Gegen „Hass“, nicht gegen gerechten Zorn
Heute gab Frau Faeser dann auch noch bekannt, stärker gegen den Nachrichtendienst „Telegram“ vorgehen zu wollen, welcher insbesondere den regierungsnahen Medien schon länger ein Dorn im Auge ist. Am liebsten würde man ihn – wie es Diktaturen, etwa China oder der Iran, schon länger mit sozialen Medien praktizieren – bei Bedarf einfach abschalten. Bürger könnten sonst auf die Idee kommen, sich dort zu üblen Schandtaten zusammenzurotten. „Hass und Hetze“ lauten auch hier wieder die ebenfalls schon arg strapazierten Schlagwörter. „Hass“, das ist schon lange kein Gefühl mehr, das Menschen nun einmal hin und wieder empfinden, weil es Teil unserer Natur ist – sondern eine an sich verdächtige Emotion, auch wenn der Hassende gar nichts unternimmt, um seine Empfindungen in Straftaten umzusetzen.

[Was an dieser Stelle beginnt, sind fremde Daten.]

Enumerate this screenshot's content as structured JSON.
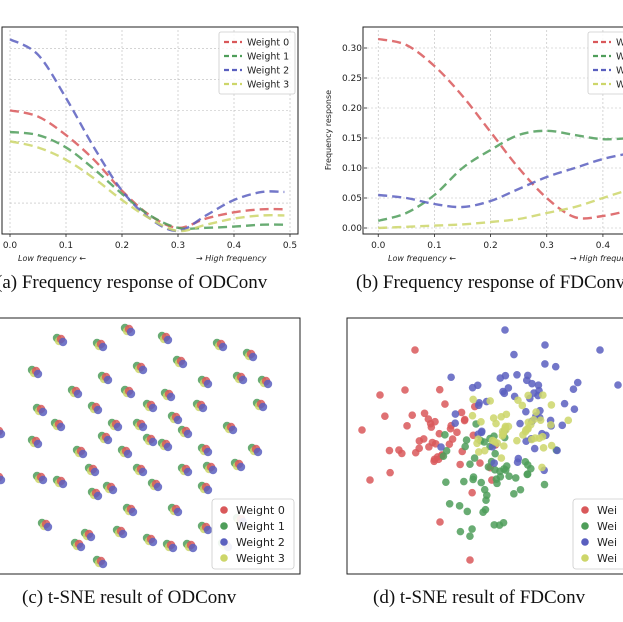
{
  "chart_data": [
    {
      "id": "a",
      "type": "line",
      "caption": "(a) Frequency response of ODConv",
      "xlim": [
        0,
        0.5
      ],
      "ylim": [
        0.0,
        0.33
      ],
      "xticks": [
        "0.0",
        "0.1",
        "0.2",
        "0.3",
        "0.4",
        "0.5"
      ],
      "yticks": [],
      "xlabel_left": "Low frequency ←",
      "xlabel_right": "→ High frequency",
      "ylabel": "",
      "grid": true,
      "legend": "top-right",
      "series": [
        {
          "name": "Weight 0",
          "color": "#d9585a",
          "x": [
            0,
            0.05,
            0.1,
            0.15,
            0.2,
            0.25,
            0.3,
            0.35,
            0.4,
            0.45,
            0.49
          ],
          "y": [
            0.2,
            0.19,
            0.16,
            0.12,
            0.07,
            0.03,
            0.01,
            0.025,
            0.035,
            0.04,
            0.04
          ]
        },
        {
          "name": "Weight 1",
          "color": "#4f9e5a",
          "x": [
            0,
            0.05,
            0.1,
            0.15,
            0.2,
            0.25,
            0.3,
            0.35,
            0.4,
            0.45,
            0.49
          ],
          "y": [
            0.165,
            0.16,
            0.14,
            0.105,
            0.065,
            0.03,
            0.01,
            0.01,
            0.012,
            0.015,
            0.015
          ]
        },
        {
          "name": "Weight 2",
          "color": "#5a5fbf",
          "x": [
            0,
            0.05,
            0.1,
            0.15,
            0.2,
            0.25,
            0.3,
            0.35,
            0.4,
            0.45,
            0.49
          ],
          "y": [
            0.315,
            0.29,
            0.22,
            0.14,
            0.07,
            0.025,
            0.005,
            0.03,
            0.055,
            0.068,
            0.068
          ]
        },
        {
          "name": "Weight 3",
          "color": "#cdd66a",
          "x": [
            0,
            0.05,
            0.1,
            0.15,
            0.2,
            0.25,
            0.3,
            0.35,
            0.4,
            0.45,
            0.49
          ],
          "y": [
            0.15,
            0.14,
            0.12,
            0.09,
            0.055,
            0.025,
            0.005,
            0.015,
            0.025,
            0.03,
            0.03
          ]
        }
      ]
    },
    {
      "id": "b",
      "type": "line",
      "caption": "(b) Frequency response of FDConv",
      "xlim": [
        -0.02,
        0.45
      ],
      "ylim": [
        -0.01,
        0.33
      ],
      "xticks": [
        "0.0",
        "0.1",
        "0.2",
        "0.3",
        "0.4"
      ],
      "yticks": [
        "0.00",
        "0.05",
        "0.10",
        "0.15",
        "0.20",
        "0.25",
        "0.30"
      ],
      "xlabel_left": "Low frequency ←",
      "xlabel_right": "→ High freque",
      "ylabel": "Frequency response",
      "grid": true,
      "legend": "top-right",
      "series": [
        {
          "name": "W",
          "color": "#d9585a",
          "x": [
            0,
            0.05,
            0.1,
            0.15,
            0.2,
            0.25,
            0.3,
            0.35,
            0.4,
            0.45
          ],
          "y": [
            0.315,
            0.305,
            0.27,
            0.22,
            0.16,
            0.1,
            0.05,
            0.018,
            0.02,
            0.03
          ]
        },
        {
          "name": "W",
          "color": "#4f9e5a",
          "x": [
            0,
            0.05,
            0.1,
            0.15,
            0.2,
            0.25,
            0.3,
            0.35,
            0.4,
            0.45
          ],
          "y": [
            0.012,
            0.025,
            0.055,
            0.1,
            0.13,
            0.155,
            0.162,
            0.155,
            0.148,
            0.15
          ]
        },
        {
          "name": "W",
          "color": "#5a5fbf",
          "x": [
            0,
            0.05,
            0.1,
            0.15,
            0.2,
            0.25,
            0.3,
            0.35,
            0.4,
            0.45
          ],
          "y": [
            0.055,
            0.05,
            0.04,
            0.035,
            0.045,
            0.065,
            0.085,
            0.1,
            0.115,
            0.125
          ]
        },
        {
          "name": "W",
          "color": "#cdd66a",
          "x": [
            0,
            0.05,
            0.1,
            0.15,
            0.2,
            0.25,
            0.3,
            0.35,
            0.4,
            0.45
          ],
          "y": [
            0.0,
            0.002,
            0.004,
            0.006,
            0.01,
            0.015,
            0.025,
            0.035,
            0.05,
            0.065
          ]
        }
      ]
    },
    {
      "id": "c",
      "type": "scatter",
      "caption": "(c) t-SNE result of ODConv",
      "legend": "bottom-right",
      "legend_entries": [
        {
          "name": "Weight 0",
          "color": "#d9585a"
        },
        {
          "name": "Weight 1",
          "color": "#4f9e5a"
        },
        {
          "name": "Weight 2",
          "color": "#5a5fbf"
        },
        {
          "name": "Weight 3",
          "color": "#cdd66a"
        }
      ]
    },
    {
      "id": "d",
      "type": "scatter",
      "caption": "(d) t-SNE result of FDConv",
      "legend": "bottom-right",
      "legend_entries": [
        {
          "name": "Wei",
          "color": "#d9585a"
        },
        {
          "name": "Wei",
          "color": "#4f9e5a"
        },
        {
          "name": "Wei",
          "color": "#5a5fbf"
        },
        {
          "name": "Wei",
          "color": "#cdd66a"
        }
      ]
    }
  ]
}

„Anständige“ Menschen empfinden „gerechten Zorn“, „abgrundtiefen Abscheu“ oder „Entsetzen und Empörung“ – aber doch bitte keinen Hass! Denn sollten aus einer heftigen Emotion auch heftige Taten entstehen, muss ihnen wenigstens die richtige Haltung zugrunde liegen. Nach bestehender Praxis darf zwar aus Zorn gebündelt, aber nicht über Hass gesprochen werden. Auch als Nichtjuristin habe ich noch eine Erinnerung daran, dass man straffrei ausgeht, wenn man eine Straftat rechtzeitig abbläst, weil einen etwa Gewissensbisse plagen – aber nicht, wenn man sie mit der „richtigen“ Gesinnung schon begangen hat. Und wieder bleibt hier das Gleichheitsprinzip auf der Strecke: Es fehlt die generelle Ablehnung politischer Gewalt.
Liebäugelt unsere neue Ministerin etwa schon mit einem Sozialpunkte-System nach chinesischem Vorbild – wobei die deutsche Variante dann aber nicht danach fragt, ob man bei Rot über die Ampel gegangen ist, sondern ob man etwas nicht-Rotes getan hat? Wundern würde einen nichts mehr, denn auch Faesers Vorgesetzter Olaf Scholz will schließlich rote Linien überschreiten. Wie lange bleibt uns noch bis zur endgültigen Abschaffung der Meinungsfreiheit?